The Cuban chancellor, Bruno Rodriguez, said on Monday that his government shares similarities with Costa Rica in its policy toward Nicaragua and Venezuela, despite the fact that Costa Rica maintains a critical stance toward those nations allied with Havana.
“We dealt with these issues [Venezuela and Nicaragua], where there are many points of contact, there are substantive differences, but the existence of differences is an opportunity to deepen the dialogue,” Rodríguez told the news program Telenoticias hours after meeting with Costa Rican chancellor Manuel Ventura.
He cited among the agreements the defense of the sovereignty of Venezuela and Nicaragua, and the opposition to the use of force by external agents in those countries.
Cuba is a close ally of Managua and Caracas, while Costa Rica — along with 50 other countries — recognized the opposition and self-proclaimed president in charge of Venezuela, Juan Guaidó, and has a tense and critical relationship with Nicaraguan President Daniel Ortega.
Even so, Rodríguez stressed that he coincided with San José “in that only through dialogue there is a solution” to the crises in those countries.
He also cited the agreement in support of the so-called “Montevideo mechanism,” with the participation of European, Latin American and Caribbean countries, which defends a “Venezuelan solution” to the crisis in that country.

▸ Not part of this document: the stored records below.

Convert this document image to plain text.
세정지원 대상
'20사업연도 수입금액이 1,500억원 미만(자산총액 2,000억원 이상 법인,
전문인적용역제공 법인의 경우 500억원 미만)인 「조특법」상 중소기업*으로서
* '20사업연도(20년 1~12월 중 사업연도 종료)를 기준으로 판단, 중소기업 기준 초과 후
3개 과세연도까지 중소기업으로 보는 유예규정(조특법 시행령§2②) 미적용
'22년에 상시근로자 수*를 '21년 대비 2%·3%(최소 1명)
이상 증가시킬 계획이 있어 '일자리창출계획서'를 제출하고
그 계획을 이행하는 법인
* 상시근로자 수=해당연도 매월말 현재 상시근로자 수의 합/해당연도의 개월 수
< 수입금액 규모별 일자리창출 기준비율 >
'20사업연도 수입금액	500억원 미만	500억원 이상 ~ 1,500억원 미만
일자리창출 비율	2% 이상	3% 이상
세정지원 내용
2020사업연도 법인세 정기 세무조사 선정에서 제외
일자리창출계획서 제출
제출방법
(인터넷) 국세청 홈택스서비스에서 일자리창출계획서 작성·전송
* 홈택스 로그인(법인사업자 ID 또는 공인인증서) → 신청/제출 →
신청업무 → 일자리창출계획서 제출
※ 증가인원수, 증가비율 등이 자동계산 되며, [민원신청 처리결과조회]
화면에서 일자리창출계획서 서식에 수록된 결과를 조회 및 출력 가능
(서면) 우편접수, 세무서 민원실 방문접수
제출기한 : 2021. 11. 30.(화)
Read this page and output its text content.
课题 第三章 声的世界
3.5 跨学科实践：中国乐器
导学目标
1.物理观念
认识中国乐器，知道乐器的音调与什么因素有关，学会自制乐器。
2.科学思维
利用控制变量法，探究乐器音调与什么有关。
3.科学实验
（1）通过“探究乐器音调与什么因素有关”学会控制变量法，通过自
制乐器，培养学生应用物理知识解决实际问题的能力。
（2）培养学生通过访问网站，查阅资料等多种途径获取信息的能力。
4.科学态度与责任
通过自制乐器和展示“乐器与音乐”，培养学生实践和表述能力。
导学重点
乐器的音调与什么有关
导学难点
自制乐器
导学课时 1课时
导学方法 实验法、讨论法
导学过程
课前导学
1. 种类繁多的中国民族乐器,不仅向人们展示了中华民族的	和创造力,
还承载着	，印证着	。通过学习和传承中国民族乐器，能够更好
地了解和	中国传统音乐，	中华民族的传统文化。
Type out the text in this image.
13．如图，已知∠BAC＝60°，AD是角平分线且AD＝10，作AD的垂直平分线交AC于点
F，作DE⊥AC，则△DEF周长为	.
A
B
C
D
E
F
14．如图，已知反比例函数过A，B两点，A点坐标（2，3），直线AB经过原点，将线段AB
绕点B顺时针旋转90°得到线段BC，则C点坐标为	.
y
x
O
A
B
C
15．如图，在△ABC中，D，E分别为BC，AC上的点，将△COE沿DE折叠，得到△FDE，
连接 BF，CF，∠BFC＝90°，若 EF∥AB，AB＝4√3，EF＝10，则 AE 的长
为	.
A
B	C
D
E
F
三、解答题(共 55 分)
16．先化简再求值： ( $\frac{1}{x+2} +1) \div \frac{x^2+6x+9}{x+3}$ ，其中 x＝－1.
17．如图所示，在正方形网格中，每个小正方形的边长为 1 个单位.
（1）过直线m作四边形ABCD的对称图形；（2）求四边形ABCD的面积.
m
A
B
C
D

During Rodríguez’s visit, Cuba and Costa Rica signed a cooperation agreement on education as part of the strengthening of ties between the two countries.
The education memorandum was the most concrete result of the visit and was signed by the Costa Rican Minister of Education, Edgar Mora, and the ambassador of Cuba, Danilo Sánchez.
The agreement “will allow exchange of good educational practices, professionals in academic subjects, joint organization of conferences, as well as support actions for sustainable development, special education and talented students,” according to a statement from the Costa Rican chancellery.
Minister Ventura said that his country also intends to exchange experiences with Cuba on gender equity, migration, sustainable tourism and climate change.
“This is a magnificent opportunity to maintain an open and permanent dialogue to meet the challenges that both countries have,” Ventura said.
Rodriguez arrived in Costa Rica on Sunday and left Tuesday after meeting with Cuban diplomatic personnel in San Jose.
His visit coincides with the 10th anniversary of the restoration of diplomatic relations between the two countries.